Voici en premier un “guide” pour aider à la mise en place d’interventions visant à la diminution de comportements problèmes déjà installés. Les principales étapes sont :

1 – identification précise du comportement
2 – identification de la fonction du comportement
3 – préparation de l’intervention (qu’est-ce qu’on va faire ?) et identification des renforçateurs
4 – mesures préliminaires (ligne de base)
5 – application du traitement
6 – évaluation de l’efficacité du traitement (si besoin – modification)

 

Guide pour aider à la mise en place d’interventions visant à la diminution de comportements problèmes :

1. Identification des comportements que l’on veut modifier

Il faut que cette identification soit précise, descriptive, objective, mesurable.

2. Identification de la fonction du comportement

Il faut essayer de repérer au maximum les conditions environnementales dans lesquelles se déroule le comportement (ex : quel moment de la journée – quel endroit – quel type de tâche- qui est présent etc.). Il faut aussi repérer quelles sont les conséquences du comportement, ceci permet d’identifier la ou les fonctions du comportement. (Un comportement peut avoir plusieurs fonctions – Dans la partie documents du site vous pourrez trouver quelques aides pour identifier la/les fonctions de certains comportements)

La fonction du comportement peut être :
Renforcement positif (obtention de stimuli externes : sociaux/concrets/activité)
Renforcement négatif (échappement/évitement de stimuli)
Auto-renforcement (en fait une sous-catégorie de renforcement positif, où la personne se “crée” elle même des stimulations, visuelles/auditives/kinesthésiques etc. – par exemple en tournant sur elle-même, se grattant le bras, battant des mains)

3. Préparation de l’intervention et choix des renforçateurs

A ce moment et selon l’analyse fonctionnelle précédemment réalisées vous allez choisir qu’elle sera la meilleure façon de diminuer le comportement. La plupart du temps il est recommandé de mettre en place des procédures utilisant du renforcement différentiel.

Si la fonction du comportement à modifier est du renforcement positif, un bon début est d’utiliser le renforçateur habituellement obtenu par le comportement inadapté, qui sera donné après l’apparition du comportement adapté.

Si la fonction du comportement à modifier est du renforcement négatif :
Ces comportements peuvent apparaître car par exemple les tâches, le matériel et/ou les activités sont trop difficiles, peu appréciés et/ou liée à des échecs précédents.
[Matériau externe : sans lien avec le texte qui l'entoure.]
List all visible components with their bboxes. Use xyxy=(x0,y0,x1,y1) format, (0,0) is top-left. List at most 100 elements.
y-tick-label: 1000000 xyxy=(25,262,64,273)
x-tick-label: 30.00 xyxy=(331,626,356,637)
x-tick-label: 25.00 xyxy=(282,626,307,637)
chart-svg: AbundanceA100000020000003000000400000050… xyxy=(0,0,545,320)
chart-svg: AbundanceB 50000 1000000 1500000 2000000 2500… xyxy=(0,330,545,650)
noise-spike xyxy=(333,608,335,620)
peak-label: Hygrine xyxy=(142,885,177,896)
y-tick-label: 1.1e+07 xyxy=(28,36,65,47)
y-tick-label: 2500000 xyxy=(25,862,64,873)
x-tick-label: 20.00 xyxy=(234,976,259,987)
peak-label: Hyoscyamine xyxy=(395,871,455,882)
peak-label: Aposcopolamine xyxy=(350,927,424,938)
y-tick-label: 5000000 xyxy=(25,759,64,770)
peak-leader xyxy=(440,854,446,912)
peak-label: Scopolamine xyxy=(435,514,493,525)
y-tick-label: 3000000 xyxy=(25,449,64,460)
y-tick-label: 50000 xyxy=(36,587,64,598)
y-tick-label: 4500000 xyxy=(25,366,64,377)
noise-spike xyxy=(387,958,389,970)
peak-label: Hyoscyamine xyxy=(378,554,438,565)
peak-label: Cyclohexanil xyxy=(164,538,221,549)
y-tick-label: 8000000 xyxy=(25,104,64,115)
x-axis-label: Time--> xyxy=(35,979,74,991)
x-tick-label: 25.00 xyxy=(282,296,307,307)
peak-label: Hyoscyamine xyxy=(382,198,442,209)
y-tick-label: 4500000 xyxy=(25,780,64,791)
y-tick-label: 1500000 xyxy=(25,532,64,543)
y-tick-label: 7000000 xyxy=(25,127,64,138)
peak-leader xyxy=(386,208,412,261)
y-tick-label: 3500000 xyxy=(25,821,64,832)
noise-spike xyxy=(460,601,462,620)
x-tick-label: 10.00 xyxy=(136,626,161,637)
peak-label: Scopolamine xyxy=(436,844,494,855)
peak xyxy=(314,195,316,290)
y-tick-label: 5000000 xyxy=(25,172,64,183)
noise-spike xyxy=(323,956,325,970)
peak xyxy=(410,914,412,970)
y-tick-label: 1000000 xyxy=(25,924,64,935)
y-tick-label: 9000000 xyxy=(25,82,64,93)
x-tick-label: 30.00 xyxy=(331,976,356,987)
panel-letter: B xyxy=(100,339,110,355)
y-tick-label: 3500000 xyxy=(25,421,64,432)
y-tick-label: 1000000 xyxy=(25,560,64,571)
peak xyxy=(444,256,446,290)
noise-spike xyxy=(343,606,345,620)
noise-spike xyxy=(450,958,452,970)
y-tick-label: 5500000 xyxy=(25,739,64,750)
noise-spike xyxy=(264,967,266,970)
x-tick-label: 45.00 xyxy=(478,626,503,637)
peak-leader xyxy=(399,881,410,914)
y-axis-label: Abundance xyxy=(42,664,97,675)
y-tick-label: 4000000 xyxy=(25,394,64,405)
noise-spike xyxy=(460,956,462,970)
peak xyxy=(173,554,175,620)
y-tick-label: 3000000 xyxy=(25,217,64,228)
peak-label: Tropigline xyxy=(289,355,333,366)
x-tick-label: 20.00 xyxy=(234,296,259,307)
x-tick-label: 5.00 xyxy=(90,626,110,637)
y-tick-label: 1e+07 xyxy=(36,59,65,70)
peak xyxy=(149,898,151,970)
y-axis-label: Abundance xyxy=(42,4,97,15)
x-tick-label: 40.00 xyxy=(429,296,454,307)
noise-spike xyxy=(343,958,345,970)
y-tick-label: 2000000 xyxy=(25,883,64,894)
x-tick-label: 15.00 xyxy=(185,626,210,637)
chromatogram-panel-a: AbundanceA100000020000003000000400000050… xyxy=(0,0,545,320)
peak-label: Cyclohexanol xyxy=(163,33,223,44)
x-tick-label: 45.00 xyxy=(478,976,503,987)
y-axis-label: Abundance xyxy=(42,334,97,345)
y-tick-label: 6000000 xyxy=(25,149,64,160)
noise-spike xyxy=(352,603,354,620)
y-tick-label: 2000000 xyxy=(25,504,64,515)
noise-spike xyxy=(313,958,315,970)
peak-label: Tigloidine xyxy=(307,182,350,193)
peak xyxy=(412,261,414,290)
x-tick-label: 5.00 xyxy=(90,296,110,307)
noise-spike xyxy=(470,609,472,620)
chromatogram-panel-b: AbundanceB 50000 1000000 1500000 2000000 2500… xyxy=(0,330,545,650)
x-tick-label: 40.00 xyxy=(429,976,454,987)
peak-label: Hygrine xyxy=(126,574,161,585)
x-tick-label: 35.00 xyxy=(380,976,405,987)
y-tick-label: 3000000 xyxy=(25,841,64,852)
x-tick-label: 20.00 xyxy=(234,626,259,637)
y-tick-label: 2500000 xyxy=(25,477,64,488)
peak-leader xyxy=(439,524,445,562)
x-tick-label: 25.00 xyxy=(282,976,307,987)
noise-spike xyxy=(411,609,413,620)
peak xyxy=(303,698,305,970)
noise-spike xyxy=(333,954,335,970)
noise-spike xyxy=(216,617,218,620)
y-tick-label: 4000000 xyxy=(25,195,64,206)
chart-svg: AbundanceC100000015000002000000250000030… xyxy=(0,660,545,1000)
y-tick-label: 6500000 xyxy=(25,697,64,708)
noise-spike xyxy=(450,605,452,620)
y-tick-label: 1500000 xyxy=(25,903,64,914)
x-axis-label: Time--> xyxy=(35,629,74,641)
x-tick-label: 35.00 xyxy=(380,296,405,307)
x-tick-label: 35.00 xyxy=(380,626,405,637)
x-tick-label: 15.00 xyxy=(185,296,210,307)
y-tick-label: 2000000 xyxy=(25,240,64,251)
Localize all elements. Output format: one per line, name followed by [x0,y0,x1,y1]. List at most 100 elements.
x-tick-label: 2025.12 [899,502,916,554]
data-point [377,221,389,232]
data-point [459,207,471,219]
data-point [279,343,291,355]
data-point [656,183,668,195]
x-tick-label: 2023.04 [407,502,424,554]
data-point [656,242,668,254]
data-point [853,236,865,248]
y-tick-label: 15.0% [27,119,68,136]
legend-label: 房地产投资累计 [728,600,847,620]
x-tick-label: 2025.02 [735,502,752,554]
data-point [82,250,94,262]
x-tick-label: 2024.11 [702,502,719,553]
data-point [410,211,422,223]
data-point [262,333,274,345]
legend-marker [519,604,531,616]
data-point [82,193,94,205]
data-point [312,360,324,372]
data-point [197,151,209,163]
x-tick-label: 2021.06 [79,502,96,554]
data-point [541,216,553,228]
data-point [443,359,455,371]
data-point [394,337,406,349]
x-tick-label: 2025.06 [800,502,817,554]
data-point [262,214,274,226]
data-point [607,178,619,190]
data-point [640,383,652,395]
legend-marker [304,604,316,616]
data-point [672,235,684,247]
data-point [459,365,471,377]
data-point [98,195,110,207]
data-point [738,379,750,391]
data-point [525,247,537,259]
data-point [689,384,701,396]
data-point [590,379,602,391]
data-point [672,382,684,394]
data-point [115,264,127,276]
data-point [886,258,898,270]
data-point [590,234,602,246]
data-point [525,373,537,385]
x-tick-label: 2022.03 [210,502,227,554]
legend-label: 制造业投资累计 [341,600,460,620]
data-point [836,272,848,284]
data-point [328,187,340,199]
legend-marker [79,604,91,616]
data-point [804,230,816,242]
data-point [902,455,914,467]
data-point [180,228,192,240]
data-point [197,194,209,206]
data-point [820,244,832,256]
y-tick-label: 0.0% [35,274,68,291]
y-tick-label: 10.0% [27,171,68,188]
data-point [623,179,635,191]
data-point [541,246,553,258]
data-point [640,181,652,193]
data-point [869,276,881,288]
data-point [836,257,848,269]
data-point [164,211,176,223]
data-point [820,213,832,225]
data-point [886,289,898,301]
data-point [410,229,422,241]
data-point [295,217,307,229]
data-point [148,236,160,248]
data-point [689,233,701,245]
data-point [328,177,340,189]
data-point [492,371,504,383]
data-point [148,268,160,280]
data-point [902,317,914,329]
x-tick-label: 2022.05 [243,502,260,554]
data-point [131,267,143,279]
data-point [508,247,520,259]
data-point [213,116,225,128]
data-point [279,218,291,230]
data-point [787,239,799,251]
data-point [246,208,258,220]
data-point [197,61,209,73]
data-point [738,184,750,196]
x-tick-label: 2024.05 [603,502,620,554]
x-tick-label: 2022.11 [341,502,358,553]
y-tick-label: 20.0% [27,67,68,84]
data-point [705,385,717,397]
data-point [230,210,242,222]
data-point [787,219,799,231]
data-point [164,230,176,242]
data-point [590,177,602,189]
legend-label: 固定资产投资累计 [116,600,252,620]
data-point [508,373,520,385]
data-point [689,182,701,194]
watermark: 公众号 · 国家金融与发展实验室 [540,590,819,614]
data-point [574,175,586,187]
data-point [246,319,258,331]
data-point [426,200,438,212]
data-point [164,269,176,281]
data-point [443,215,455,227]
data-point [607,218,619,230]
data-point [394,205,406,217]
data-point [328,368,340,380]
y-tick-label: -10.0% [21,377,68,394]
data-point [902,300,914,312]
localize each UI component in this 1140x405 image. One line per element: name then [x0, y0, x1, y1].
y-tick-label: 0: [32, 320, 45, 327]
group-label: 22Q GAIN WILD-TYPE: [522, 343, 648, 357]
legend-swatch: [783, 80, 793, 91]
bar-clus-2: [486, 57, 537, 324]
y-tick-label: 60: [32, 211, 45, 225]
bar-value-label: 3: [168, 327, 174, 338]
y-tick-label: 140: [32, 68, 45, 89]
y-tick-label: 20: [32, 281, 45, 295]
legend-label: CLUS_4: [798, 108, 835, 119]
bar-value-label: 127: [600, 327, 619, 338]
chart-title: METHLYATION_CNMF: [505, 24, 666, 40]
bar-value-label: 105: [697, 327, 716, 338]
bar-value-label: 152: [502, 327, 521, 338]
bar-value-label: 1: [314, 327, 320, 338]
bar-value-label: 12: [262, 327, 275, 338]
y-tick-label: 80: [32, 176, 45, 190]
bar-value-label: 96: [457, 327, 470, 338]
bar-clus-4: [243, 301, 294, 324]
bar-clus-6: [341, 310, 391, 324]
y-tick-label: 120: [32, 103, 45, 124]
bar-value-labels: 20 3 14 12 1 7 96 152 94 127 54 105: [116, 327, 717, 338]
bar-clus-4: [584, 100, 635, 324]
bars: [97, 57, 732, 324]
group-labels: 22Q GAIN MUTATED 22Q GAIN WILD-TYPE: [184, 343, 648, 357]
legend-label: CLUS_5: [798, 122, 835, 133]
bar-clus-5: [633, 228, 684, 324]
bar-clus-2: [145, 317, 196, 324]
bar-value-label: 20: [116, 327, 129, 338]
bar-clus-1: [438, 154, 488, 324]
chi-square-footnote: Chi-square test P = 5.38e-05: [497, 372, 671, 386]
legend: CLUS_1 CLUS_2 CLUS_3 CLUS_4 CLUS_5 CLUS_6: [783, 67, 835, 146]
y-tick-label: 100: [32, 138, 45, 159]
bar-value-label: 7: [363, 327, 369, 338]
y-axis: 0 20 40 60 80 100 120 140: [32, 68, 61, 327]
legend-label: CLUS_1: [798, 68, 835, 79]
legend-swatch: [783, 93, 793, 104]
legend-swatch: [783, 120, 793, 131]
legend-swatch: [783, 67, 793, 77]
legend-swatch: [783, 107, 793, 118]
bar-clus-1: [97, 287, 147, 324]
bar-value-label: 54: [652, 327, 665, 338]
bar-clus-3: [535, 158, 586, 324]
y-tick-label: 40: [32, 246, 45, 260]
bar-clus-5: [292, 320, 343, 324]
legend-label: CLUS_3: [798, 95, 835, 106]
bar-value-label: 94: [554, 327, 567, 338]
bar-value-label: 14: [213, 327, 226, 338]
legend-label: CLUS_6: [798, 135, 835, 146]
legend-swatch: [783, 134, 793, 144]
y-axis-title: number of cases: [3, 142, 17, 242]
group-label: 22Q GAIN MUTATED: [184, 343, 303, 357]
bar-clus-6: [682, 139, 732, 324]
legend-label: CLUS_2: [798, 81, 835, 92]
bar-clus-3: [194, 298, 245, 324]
Pour remèdier à ça iil y a par exemple comme possibilités : modifier la tâche / les activités / le matériel – s ’arranger pour donner de la réussite petit à petit (façonnement + renforcement) – insérer des tâches/activités déjà réussies et/ou renforçantes

Si la fonction du comportement est du renforcement sensoriel : on peut aussi passer par du renforcement différentiel, un enrichissement environnemental, alterner entre des activités “passives” et “actives”

4. Mesures préliminaires (= ligne de base)

Ceci peut être fait avant, pendant ou après la préparation de l’environnement mais dans quasiment tous les cas il faut s’assurer de prendre des mesures préliminairs pour s’assurer que ce que l’on fait est efficace (les cas où ne prend pas forcément de mesures préliminaires sont lorsque les dangers pour la personne ou son environnement sont trop grands).

5. Application du traitement

On met en place ce que l’on a établi précédemment – il est important que toutes les personnes interagissant avec la personne appliquent la procédure. En quelque sorte, ce que l’on a fait précédemment consistait en l’émission d’une hypothèse – maintenant on va tester voir si on ne s’est pas trompés.

6. Evaluation de l’efficacité

Si le comportement visé n’a pas diminué c’est qu on a fait une erreur quelque part. Par exemple dans l’identification de la fonction du comportement, l’utilisation des renforçateurs, la cohérence de l’équipe etc. Il faut alors reprendre dès le début.